De igual forma, el auxilio legal de transporte establecido quedó en $249.095. En consecuencia, para los trabajadores que devengan el salario mínimo y tienen derecho al auxilio, el ingreso asociado a estos dos conceptos alcanza los $2.000.000 mensuales.
Adicionalmente, para quienes desarrollan sus labores bajo modalidades como teletrabajo y cumplen los requisitos legales, el auxilio de conectividad se mantiene como un mecanismo sustitutivo del auxilio de transporte.

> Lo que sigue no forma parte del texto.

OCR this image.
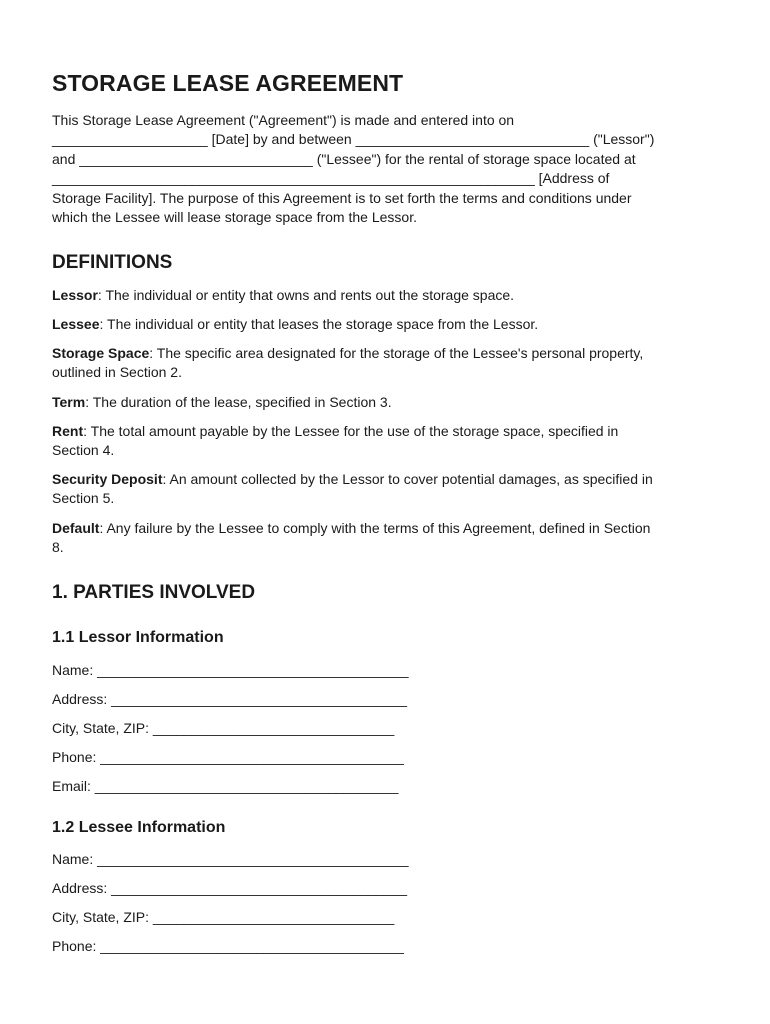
STORAGE LEASE AGREEMENT

This Storage Lease Agreement ("Agreement") is made and entered into on
____________________ [Date] by and between ______________________________ ("Lessor")
and ______________________________ ("Lessee") for the rental of storage space located at
______________________________________________________________ [Address of
Storage Facility]. The purpose of this Agreement is to set forth the terms and conditions under
which the Lessee will lease storage space from the Lessor.

DEFINITIONS

Lessor: The individual or entity that owns and rents out the storage space.

Lessee: The individual or entity that leases the storage space from the Lessor.

Storage Space: The specific area designated for the storage of the Lessee's personal property,
outlined in Section 2.

Term: The duration of the lease, specified in Section 3.

Rent: The total amount payable by the Lessee for the use of the storage space, specified in
Section 4.

Security Deposit: An amount collected by the Lessor to cover potential damages, as specified in
Section 5.

Default: Any failure by the Lessee to comply with the terms of this Agreement, defined in Section
8.

1. PARTIES INVOLVED
1.1 Lessor Information

Name: ________________________________________

Address: ______________________________________

City, State, ZIP: _______________________________

Phone: _______________________________________

Email: _______________________________________

1.2 Lessee Information

Name: ________________________________________

Address: ______________________________________

City, State, ZIP: _______________________________

Phone: _______________________________________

En términos prácticos, cuando es aplicable, el auxilio de conectividad se reconoce por el mismo valor del auxilio de transporte ($249.095 para 2026), siempre que se mantengan las condiciones normativas que habilitan su pago.
Más allá del impacto directo en el salario, estos ajustes producen efectos transversales en la estructura de costos laborales, la administración de nómina y la gestión del riesgo jurídico.
En Colombia, el salario mínimo es una referencia obligatoria para múltiples componentes del contrato de trabajo y, por tanto, su variación exige una revisión integral de la relación laboral y de las obligaciones asociadas.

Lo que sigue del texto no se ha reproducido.